Concluding Unsympathetic PostscriptQUOTE(Jon Awbrey @ 18 May 2009)
For my part, Wikipedia represents the antithesis of everything that I've learned about education, ethics, information, research, and scholarship over a lifetime of inquiry.
Is there good content in Wikipedia? Sure. I put some there myself and so have many other people of good will — people who are as naive today as I was once — but I have seen how quickly that quality degrades over time as people of experience get chased off or worn down to tears.
But here is one thing you should not forget — all of that good content is parasitic on prior traditions of research and scholarship that the Wiki-Parasite is destroying as quickly as it feeds off its Host.

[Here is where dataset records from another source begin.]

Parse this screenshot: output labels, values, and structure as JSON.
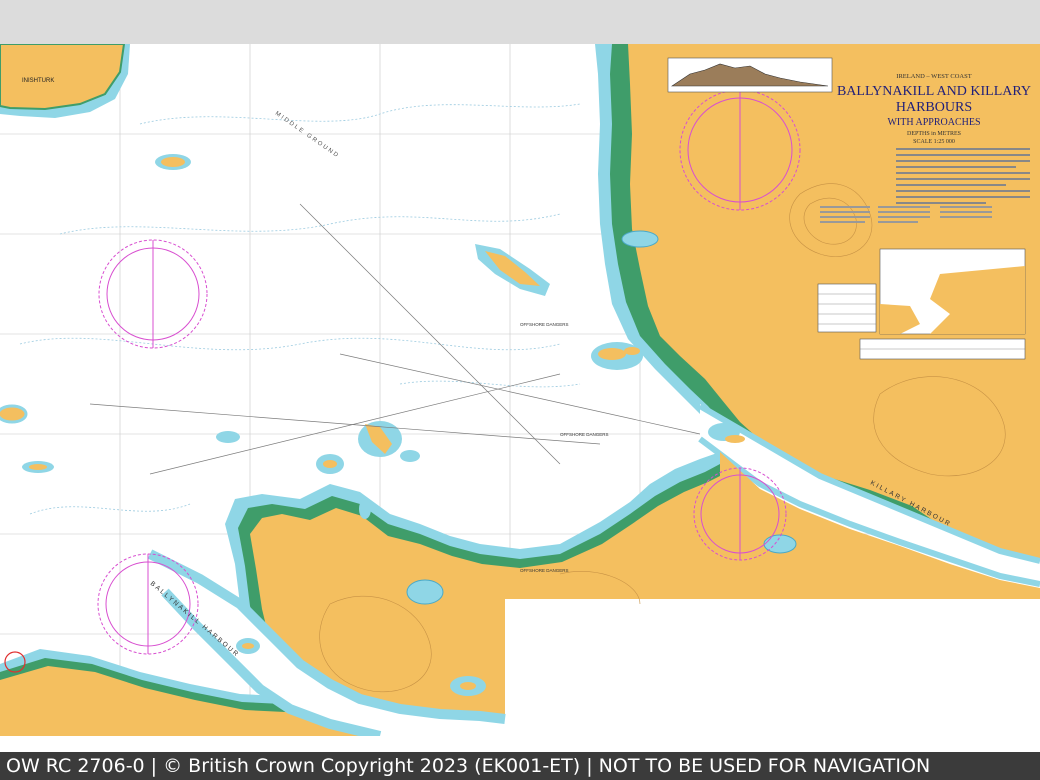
{
  "chart": {
    "region": "IRELAND – WEST COAST",
    "title_line1": "BALLYNAKILL AND KILLARY",
    "title_line2": "HARBOURS",
    "subtitle": "WITH APPROACHES",
    "depths": "DEPTHS in METRES",
    "scale": "SCALE 1:25 000"
  },
  "labels": {
    "inishturk": "INISHTURK",
    "ballynakill_harbour": "BALLYNAKILL HARBOUR",
    "killary_harbour": "KILLARY HARBOUR",
    "middle_ground": "MIDDLE GROUND",
    "offshore_dangers": "OFFSHORE DANGERS"
  },
  "colors": {
    "land": "#f4bf5f",
    "shallow": "#8fd6e6",
    "shallow_light": "#cdeef6",
    "drying": "#3f9d6a",
    "sea": "#ffffff",
    "compass": "#d84fd0"
  },
  "footer": {
    "text": "OW RC 2706-0 | © British Crown Copyright 2023 (EK001-ET) | NOT TO BE USED FOR NAVIGATION"
  }
}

In my own education I learned that there is a lot more to Knowledge than accumulating a Fact Dump, that the facts of the day rot and decay without living traditions of inquiry to supply and sustain them. The disciplines of analysis and experimentation, the methods of inference and proof, the procedures of research and scholarship must not be short-circuited and shunted to one side in the rush to deliver a product.
I do not know, and do not care, if Ben Franklin counts as Left-Wing or Right-Wing these days, but he comprehended better than most that the viability of a democratic society crucially depends on a Public that is well-educated and well-informed. Wikipedia founds itself on falsehoods, and no good can come of that in the end. It puts our whole way of life at risk.